While Mendicino and Ellis suggested the city could use its capital improvements fund, Vukovic said the city has to be choosy with that budget.

“There are an awful lot of demands on the capital improvements budget,” said Vukovic. “The demands on that fund have it stretched pretty thin…(and) the council has to make difficult choices…We have to prioritize things; (do we buy) an ambulance or dump truck, or equipment to keep our facilities up to the high standards that the city expects? That’s our top priority.”

Vukovic said the city is giving more than $10,000 for the betterment of the courts at Lookout Park.

“There’s been a continuing drainage issue because of soil conditions at the park,” he said. “MACTA came to us and called council’s attention to the need to spend some money on drainage and repairs…With the windfall from the inheritance money, the city is receiving…we are appropriating $11,000 and the city crews are going to perform the drainage work.”

Mendicinio said he’s pleased with the way things turned out.

“They were very conscientious about money spending,” he said. “Things worked out OK.”

Likewise, Judy Piersall, co-leader of the group, said she’s very happy, especially after council had asked the group to put forth some money to help with repairs, which aren’t feasible.

“We understand the city’s capabilities are limited,” she said. “We are very happy council has agreed to complete the drainage…We’re a nonprofit organization that gets together simply because we love tennis. We charge the minimum for membership…We just don’t have nearly what it takes to maintain, to improve the courts.”

Most of the money comes from a specific line item, but the courts aren’t designated a specific amount, said Susan Joyce, public facilities office manager.

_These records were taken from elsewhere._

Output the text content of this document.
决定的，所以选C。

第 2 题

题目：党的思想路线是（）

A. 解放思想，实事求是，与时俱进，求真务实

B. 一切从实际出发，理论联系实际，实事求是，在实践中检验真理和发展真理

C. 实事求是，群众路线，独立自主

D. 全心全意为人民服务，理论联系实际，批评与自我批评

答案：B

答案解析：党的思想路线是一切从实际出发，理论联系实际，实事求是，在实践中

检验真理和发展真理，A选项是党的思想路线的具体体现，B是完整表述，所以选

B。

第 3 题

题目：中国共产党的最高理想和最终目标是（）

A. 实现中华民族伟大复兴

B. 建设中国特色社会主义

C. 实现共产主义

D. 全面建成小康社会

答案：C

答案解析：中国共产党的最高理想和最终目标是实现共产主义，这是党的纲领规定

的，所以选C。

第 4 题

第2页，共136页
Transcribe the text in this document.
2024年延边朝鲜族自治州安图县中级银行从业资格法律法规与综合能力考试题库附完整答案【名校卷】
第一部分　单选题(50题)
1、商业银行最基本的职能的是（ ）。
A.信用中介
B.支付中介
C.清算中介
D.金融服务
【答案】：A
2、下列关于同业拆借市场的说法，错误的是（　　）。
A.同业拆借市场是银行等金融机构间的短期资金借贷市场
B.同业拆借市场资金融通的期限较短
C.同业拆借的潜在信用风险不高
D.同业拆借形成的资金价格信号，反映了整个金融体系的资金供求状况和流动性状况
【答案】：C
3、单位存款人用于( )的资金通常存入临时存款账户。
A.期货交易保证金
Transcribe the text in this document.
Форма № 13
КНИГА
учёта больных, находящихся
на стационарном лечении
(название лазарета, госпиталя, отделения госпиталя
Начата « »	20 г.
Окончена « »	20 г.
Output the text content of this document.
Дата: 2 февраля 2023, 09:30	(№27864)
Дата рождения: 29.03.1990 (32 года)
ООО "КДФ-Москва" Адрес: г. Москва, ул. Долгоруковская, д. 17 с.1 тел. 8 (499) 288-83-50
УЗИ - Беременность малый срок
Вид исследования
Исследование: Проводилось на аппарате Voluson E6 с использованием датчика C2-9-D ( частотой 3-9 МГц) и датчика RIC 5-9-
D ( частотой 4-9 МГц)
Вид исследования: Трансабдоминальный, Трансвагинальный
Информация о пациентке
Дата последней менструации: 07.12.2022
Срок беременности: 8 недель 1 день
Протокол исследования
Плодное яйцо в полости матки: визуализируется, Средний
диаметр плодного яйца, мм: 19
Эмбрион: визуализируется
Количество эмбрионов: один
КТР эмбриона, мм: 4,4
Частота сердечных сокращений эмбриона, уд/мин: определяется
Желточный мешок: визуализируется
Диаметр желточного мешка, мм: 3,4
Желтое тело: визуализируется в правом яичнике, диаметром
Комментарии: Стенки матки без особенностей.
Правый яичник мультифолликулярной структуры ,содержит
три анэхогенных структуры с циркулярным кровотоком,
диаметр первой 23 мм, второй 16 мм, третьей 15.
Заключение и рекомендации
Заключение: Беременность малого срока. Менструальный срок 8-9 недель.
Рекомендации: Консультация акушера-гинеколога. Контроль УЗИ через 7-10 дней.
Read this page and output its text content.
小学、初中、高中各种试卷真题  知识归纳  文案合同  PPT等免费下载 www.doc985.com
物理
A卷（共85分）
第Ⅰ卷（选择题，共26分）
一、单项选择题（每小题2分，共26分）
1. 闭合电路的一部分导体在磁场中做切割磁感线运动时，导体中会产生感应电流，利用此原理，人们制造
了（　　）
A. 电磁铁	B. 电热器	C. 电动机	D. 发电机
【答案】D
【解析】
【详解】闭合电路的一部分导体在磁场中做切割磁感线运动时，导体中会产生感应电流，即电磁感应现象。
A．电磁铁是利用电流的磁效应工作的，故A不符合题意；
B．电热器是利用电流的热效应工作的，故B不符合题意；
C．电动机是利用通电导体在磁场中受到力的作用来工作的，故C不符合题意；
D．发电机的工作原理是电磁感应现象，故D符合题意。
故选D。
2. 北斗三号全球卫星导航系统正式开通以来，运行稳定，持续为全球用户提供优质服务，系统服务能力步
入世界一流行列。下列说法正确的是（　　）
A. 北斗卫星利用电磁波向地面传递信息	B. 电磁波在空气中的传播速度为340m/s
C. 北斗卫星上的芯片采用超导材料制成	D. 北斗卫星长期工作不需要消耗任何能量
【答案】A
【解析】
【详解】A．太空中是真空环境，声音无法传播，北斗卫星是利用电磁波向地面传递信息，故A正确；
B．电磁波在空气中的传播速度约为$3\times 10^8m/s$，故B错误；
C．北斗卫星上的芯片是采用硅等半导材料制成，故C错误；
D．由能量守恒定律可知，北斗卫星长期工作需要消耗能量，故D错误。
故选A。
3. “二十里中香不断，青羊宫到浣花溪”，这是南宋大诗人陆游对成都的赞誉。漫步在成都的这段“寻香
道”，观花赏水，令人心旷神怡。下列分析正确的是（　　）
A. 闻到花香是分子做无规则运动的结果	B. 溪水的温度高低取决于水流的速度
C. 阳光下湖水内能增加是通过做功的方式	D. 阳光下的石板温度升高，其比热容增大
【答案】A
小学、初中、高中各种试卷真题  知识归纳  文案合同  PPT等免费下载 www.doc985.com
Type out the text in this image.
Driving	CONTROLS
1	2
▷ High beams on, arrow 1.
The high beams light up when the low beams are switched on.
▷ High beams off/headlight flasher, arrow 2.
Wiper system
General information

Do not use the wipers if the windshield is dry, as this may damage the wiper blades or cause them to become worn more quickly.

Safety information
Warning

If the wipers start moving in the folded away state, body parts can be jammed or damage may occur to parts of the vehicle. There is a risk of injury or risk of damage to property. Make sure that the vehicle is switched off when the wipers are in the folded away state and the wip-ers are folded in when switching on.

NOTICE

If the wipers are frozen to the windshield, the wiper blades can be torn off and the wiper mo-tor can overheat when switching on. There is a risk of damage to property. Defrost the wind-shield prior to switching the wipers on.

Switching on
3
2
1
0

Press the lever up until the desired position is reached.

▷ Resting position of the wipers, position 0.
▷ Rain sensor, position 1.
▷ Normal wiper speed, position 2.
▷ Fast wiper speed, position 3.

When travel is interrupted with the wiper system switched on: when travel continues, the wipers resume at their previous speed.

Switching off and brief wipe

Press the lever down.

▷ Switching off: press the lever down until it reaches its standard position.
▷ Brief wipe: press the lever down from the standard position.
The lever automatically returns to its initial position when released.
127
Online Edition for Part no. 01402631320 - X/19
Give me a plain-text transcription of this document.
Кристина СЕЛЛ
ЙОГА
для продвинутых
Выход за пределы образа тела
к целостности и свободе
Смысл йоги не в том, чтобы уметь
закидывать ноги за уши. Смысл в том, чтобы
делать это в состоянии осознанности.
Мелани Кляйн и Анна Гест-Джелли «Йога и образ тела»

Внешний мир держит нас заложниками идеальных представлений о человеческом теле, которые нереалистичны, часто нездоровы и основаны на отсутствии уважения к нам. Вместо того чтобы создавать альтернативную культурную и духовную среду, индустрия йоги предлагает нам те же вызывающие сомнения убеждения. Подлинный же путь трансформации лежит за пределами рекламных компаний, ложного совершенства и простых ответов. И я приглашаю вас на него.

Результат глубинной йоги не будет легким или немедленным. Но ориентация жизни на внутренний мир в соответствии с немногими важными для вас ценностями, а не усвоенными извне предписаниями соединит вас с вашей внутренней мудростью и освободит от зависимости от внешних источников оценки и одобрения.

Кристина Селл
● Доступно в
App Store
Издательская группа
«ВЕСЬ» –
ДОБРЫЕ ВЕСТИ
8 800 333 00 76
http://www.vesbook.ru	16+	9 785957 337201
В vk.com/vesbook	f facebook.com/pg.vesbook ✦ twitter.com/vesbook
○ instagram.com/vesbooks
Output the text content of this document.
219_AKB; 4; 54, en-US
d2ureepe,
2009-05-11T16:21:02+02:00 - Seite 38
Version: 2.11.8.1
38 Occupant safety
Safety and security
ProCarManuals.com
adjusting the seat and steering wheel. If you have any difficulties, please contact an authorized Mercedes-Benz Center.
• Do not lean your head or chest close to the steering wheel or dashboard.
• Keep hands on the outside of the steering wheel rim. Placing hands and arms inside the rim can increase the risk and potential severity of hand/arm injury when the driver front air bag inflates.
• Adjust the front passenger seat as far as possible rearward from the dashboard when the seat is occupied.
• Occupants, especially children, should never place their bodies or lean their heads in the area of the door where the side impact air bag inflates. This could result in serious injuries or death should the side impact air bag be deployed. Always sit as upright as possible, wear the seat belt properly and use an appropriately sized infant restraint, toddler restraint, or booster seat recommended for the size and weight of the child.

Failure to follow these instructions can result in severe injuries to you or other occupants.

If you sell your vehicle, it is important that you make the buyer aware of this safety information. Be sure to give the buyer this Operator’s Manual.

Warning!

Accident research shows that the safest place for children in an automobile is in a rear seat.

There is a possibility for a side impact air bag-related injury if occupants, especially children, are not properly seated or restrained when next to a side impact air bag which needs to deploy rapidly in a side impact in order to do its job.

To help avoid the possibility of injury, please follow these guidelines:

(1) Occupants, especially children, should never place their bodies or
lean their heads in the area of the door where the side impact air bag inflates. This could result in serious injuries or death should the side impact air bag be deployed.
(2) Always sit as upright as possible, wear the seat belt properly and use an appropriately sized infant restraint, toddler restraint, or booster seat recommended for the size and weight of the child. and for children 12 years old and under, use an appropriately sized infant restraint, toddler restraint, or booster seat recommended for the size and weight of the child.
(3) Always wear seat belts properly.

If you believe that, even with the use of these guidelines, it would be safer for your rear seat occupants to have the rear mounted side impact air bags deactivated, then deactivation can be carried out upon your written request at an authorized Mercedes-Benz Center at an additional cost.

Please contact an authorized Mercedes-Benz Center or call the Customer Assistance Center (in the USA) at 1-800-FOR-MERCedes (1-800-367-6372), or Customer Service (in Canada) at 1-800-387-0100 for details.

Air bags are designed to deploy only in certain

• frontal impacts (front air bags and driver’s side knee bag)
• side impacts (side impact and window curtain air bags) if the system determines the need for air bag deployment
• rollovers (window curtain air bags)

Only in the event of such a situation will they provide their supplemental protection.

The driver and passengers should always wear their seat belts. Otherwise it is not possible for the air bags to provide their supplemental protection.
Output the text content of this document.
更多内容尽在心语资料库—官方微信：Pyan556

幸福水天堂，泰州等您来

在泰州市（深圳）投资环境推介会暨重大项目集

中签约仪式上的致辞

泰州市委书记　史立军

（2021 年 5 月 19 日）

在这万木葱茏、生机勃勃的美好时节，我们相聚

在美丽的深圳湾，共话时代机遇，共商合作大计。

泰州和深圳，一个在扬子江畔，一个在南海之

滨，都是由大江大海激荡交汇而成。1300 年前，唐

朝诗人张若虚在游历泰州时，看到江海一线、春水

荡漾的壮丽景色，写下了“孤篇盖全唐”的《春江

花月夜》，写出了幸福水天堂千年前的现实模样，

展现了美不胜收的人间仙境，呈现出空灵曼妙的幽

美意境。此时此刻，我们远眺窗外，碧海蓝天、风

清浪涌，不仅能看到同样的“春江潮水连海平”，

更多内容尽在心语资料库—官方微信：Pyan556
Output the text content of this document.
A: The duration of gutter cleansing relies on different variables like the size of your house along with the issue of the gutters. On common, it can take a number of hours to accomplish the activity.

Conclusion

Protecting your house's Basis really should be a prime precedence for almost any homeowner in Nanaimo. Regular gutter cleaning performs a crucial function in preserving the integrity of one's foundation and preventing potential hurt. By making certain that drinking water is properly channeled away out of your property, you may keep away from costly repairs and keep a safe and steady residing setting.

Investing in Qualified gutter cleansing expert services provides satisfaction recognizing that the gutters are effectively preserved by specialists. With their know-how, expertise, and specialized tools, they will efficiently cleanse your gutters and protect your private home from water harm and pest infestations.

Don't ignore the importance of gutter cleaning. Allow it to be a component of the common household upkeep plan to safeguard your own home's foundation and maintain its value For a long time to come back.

“We have a repair/maintenance line item,” said Joyce. “There’s really not one set amount for the tennis courts.”

One of the city’s other courts, near Marietta Middle School, are owned by Marietta City Schools.

Tiger Tennis Camp Coach Chris Mayer said that they could also use some work.

“Tennis courts are expensive,” said Mayer. “The courts here…(are) playable…They’ve got cracks. We’ve played on worse, we’ve played on better as a team.”